Khan goes for the knock out

Khan goes for the knock out

Issue 6 Jun / Jul 2004

The British Olympic delegation contains within it's midst a young Muslim hopeful who will be flying the UK flag with pride. Amir Khan will be the country’s only boxer at the Games. The 17-year-old Bolton College student is being hailed the new golden boy of English amateur boxing after securing his place at this summer’s Games by winning the Strandja Cup, which doubled up as an Olympic qualifying competition, in Plovdiv, Bulgaria. He has been described by his coach as, “aprecocious talent, and probably the best we have produced in years.” Some boxing enthusiasts have even likened him to the young Muhammad Ali.

Khan was an energetic eight-year-old when his father, a Bolton motor mechanic, decided to take him to a nearby boxing gymnasium.

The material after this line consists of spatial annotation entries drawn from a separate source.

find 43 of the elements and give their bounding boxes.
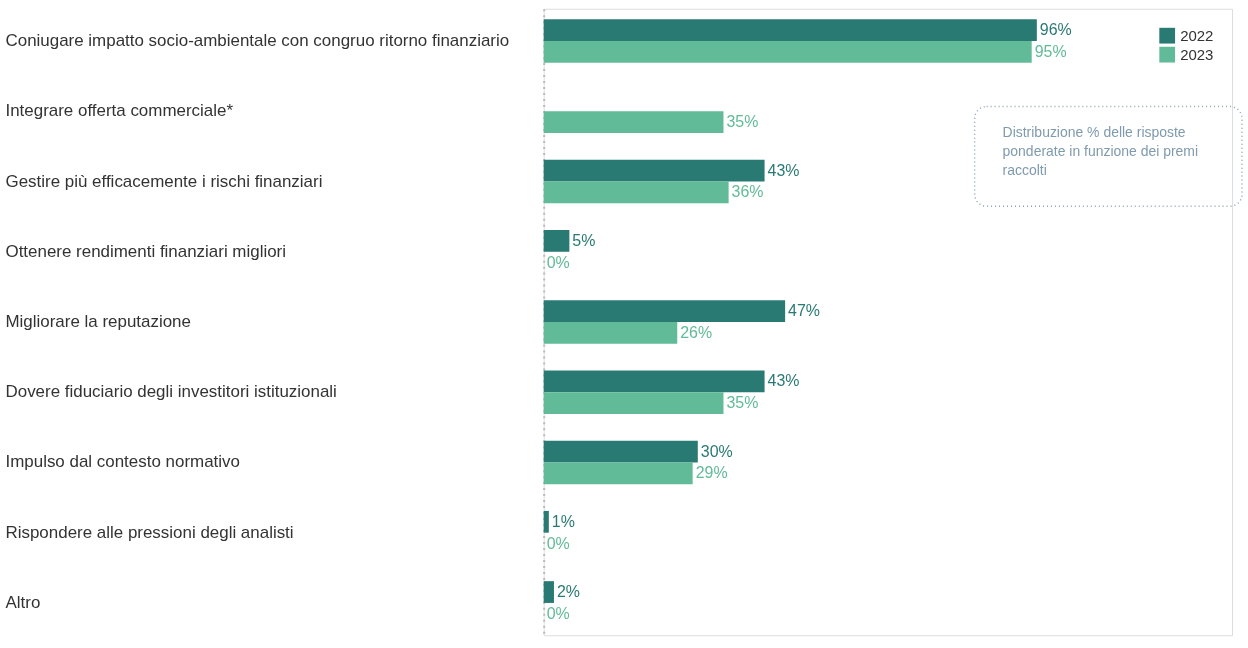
y-tick-label: Migliorare la reputazione	[5, 311, 191, 331]
y-tick-label: Dovere fiduciario degli investitori istituzionali	[5, 382, 337, 402]
y-tick-label: Altro	[5, 592, 41, 612]
data-label: 0%	[546, 253, 570, 271]
bar	[543, 510, 549, 533]
data-label: 95%	[1034, 42, 1067, 60]
bar	[543, 440, 698, 463]
data-label: 43%	[767, 372, 800, 390]
y-tick-label: Rispondere alle pressioni degli analisti	[5, 522, 294, 542]
y-tick-label: Coniugare impatto socio-ambientale con congruo ritorno finanziario	[5, 31, 510, 51]
data-label: 1%	[551, 512, 575, 530]
bar	[543, 229, 570, 252]
y-tick-label: Ottenere rendimenti finanziari migliori	[5, 241, 287, 261]
data-label: 2%	[556, 583, 581, 601]
legend-label: 2022	[1180, 26, 1214, 44]
bar	[543, 19, 1037, 42]
data-label: 30%	[700, 442, 733, 460]
data-label: 0%	[546, 534, 570, 552]
data-label: 5%	[572, 231, 596, 249]
data-label: 29%	[695, 464, 728, 482]
bar	[543, 370, 765, 393]
bar	[543, 300, 786, 322]
bar	[543, 322, 678, 344]
data-label: 26%	[680, 323, 713, 341]
data-label: 35%	[726, 394, 759, 412]
data-label: 36%	[731, 183, 764, 201]
legend-label: 2023	[1180, 45, 1214, 63]
bar	[543, 462, 693, 485]
bar	[543, 159, 765, 182]
bar	[543, 111, 724, 134]
bar	[543, 392, 724, 415]
data-label: 35%	[726, 113, 759, 131]
data-label: 47%	[788, 302, 821, 320]
data-label: 96%	[1039, 21, 1072, 39]
bar	[543, 181, 729, 204]
bar	[543, 581, 554, 603]
bar	[543, 41, 1032, 63]
y-tick-label: Integrare offerta commerciale*	[5, 101, 234, 121]
data-label: 0%	[546, 604, 570, 622]
annotation: Distribuzione % delle risposte ponderate in funzione dei premi raccolti	[1002, 124, 1199, 179]
y-tick-label: Impulso dal contesto normativo	[5, 452, 240, 472]
y-tick-label: Gestire più efficacemente i rischi finanziari	[5, 171, 323, 191]
data-label: 43%	[767, 161, 800, 179]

He developed an enthusiasm for boxing but the sport became a passion after he watched a video of Ali’s 1974 world heavyweight title victory over George Foreman. “I sat and watched it with my dad,” Khan remembers, “and I was really inspired. Since then I have been going to the gym and I have never missed a session.”

Khan soon emerged as a natural talent. Within three years he was fighting competitively, moving to the Bury Boxing Club where, under the watchful eye of Mick Jelley, he soon made a name for himself. In an impressive 90 amateur fights he has lost only eight, however he does concede that the odds are stacked against him in Athens, especially since losing his latest fight to a world champion. Khan is clear about what he wants, “My main priorities are to fight for Britain. I did have a chance to box for Pakistan but I’ve lived here all my life. I feel British.” Khan, refreshingly mature and level-headed, doesn’t like the label ‘the new Naz’. He prefers Ali and Hatton. “I grew up watching and loving Muhammad Ali on my dad’s tapes. He was a clever boxer who can adapt to any style. I think his style was different to all other boxers, he was something inspirational. He was quick with hands speed and feet, all of which makes a good boxer. I’ve also met Ricky Hatton a few times. I like his down-to-earth personality and his fighting style.”